Anne Schopf, FAIA, recipient of the 2013 AIA Northwest & Pacific Region Medal of Honor
2014 Fellows from the AIA Seattle chapter:
Ray Calabro, FAIA; Margaret Montgomery, FAIA; Sian Roberts, FAIA; and Ming Zhang, FAIA
George Suyama, FAIA, recipient of the 2013 "Residential Architect" Hall of Fame Award
Honorary AIA National Memberhip: Ron Klemencic earned his BS in Civil Engineering from Purdue University in 1985 and his Masters in Structural Engineering from the University of California at Berkeley in 1986. He worked with KPFF Consulting Engineers 1986-92 before joining the Seattle-based firm now known as Magnusson-Klemencic Associates. He currently serves as President/CEO of the firm, with offices in Shanghai, Riyadh, and Chicago. Throughout his career as a structural engineer, Mr. Klemencic has fostered architectural excellence through innovative structural methodologies that have afforded an impressive group of architects the liberty to realize the full potential of their designs. His advancements in engineering, tall building design in particular, have resulted in an extraordinary portfolio of projects recognized with numerous national, regional and local AlA awards. Through his involvement with national code development, Ron is constantly working to improve the industry standard.

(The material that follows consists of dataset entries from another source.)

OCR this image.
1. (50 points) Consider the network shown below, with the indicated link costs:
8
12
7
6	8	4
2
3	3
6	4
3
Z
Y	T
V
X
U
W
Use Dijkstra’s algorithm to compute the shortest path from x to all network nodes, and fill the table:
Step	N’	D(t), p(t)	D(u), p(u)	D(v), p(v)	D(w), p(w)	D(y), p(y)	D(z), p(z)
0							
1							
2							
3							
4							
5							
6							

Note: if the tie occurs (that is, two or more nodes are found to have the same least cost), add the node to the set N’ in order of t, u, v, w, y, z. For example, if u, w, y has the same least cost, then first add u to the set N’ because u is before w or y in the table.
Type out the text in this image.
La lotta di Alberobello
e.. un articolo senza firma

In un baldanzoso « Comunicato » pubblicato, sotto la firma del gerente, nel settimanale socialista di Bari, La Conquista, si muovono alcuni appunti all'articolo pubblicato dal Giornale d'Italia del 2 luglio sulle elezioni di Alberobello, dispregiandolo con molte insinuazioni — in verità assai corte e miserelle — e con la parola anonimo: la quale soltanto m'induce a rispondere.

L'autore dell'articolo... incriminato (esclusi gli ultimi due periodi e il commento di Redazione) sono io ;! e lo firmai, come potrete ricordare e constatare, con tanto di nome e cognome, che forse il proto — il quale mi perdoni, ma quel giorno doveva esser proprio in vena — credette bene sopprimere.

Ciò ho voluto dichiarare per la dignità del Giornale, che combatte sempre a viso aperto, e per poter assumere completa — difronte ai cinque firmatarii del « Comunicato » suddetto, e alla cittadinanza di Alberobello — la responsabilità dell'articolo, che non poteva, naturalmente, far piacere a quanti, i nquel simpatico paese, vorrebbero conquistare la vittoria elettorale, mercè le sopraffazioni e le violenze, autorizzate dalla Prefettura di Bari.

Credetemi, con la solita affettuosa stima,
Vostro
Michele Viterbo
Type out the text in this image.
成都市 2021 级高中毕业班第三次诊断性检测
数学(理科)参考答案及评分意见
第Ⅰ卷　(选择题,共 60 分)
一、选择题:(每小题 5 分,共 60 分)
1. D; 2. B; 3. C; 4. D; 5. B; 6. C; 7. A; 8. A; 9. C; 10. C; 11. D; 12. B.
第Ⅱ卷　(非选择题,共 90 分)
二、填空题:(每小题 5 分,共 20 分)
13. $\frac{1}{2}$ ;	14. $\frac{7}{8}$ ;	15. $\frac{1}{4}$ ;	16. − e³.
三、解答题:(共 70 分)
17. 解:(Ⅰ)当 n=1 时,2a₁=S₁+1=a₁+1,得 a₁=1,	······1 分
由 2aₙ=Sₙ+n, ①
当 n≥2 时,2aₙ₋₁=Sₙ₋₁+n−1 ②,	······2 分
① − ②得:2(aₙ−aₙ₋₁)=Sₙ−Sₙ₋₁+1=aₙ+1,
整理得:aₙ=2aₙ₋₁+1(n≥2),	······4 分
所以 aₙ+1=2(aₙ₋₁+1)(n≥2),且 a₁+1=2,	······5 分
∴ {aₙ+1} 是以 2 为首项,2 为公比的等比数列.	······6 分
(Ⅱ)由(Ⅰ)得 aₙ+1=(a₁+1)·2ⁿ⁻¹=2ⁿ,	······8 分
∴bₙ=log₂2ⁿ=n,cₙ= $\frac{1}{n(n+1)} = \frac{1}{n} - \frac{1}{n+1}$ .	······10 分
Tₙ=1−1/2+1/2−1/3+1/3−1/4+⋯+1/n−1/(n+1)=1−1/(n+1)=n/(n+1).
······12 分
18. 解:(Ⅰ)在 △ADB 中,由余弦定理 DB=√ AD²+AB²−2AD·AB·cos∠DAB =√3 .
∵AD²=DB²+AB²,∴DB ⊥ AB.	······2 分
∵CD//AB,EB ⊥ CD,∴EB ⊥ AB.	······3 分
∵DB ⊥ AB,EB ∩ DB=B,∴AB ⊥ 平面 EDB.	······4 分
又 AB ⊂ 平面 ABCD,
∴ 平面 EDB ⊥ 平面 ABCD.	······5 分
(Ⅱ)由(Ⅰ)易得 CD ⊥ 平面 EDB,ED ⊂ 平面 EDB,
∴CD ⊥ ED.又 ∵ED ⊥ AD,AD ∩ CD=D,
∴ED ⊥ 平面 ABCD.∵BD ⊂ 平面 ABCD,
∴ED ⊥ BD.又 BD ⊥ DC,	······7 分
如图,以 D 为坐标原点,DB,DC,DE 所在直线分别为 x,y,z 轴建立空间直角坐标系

In his five-year tenure as the Chairman of the Council on Tall Buildings and Urban Habitat (CTBUH), he raised the organization’s profile internationally. Most notably, in the months following the tragedy of September 11, he was the industry’s voice on the design and safety of high-rise buildings, maintaining an open and rational discourse in media interviews, presentations, and via the publication of CTBUH’s Recommendations for the Seismic Design of High-Rise Buildings, a set of guidelines and safety enhancements to make tall buildings more robust and defensible. Ron has also served on the Board of Directors of the American Concrete Institute and the Charles Pankow Foundation, as a voting member of multiple American Concrete Institute committees, and as a member of the Chicago Committee on High-Rise Buildings, the Concrete Technology Advisory Committee of the Portland Cement Association, the American Society of Civil Engineers, and the Urban Land Institute, among his extensive professional activities.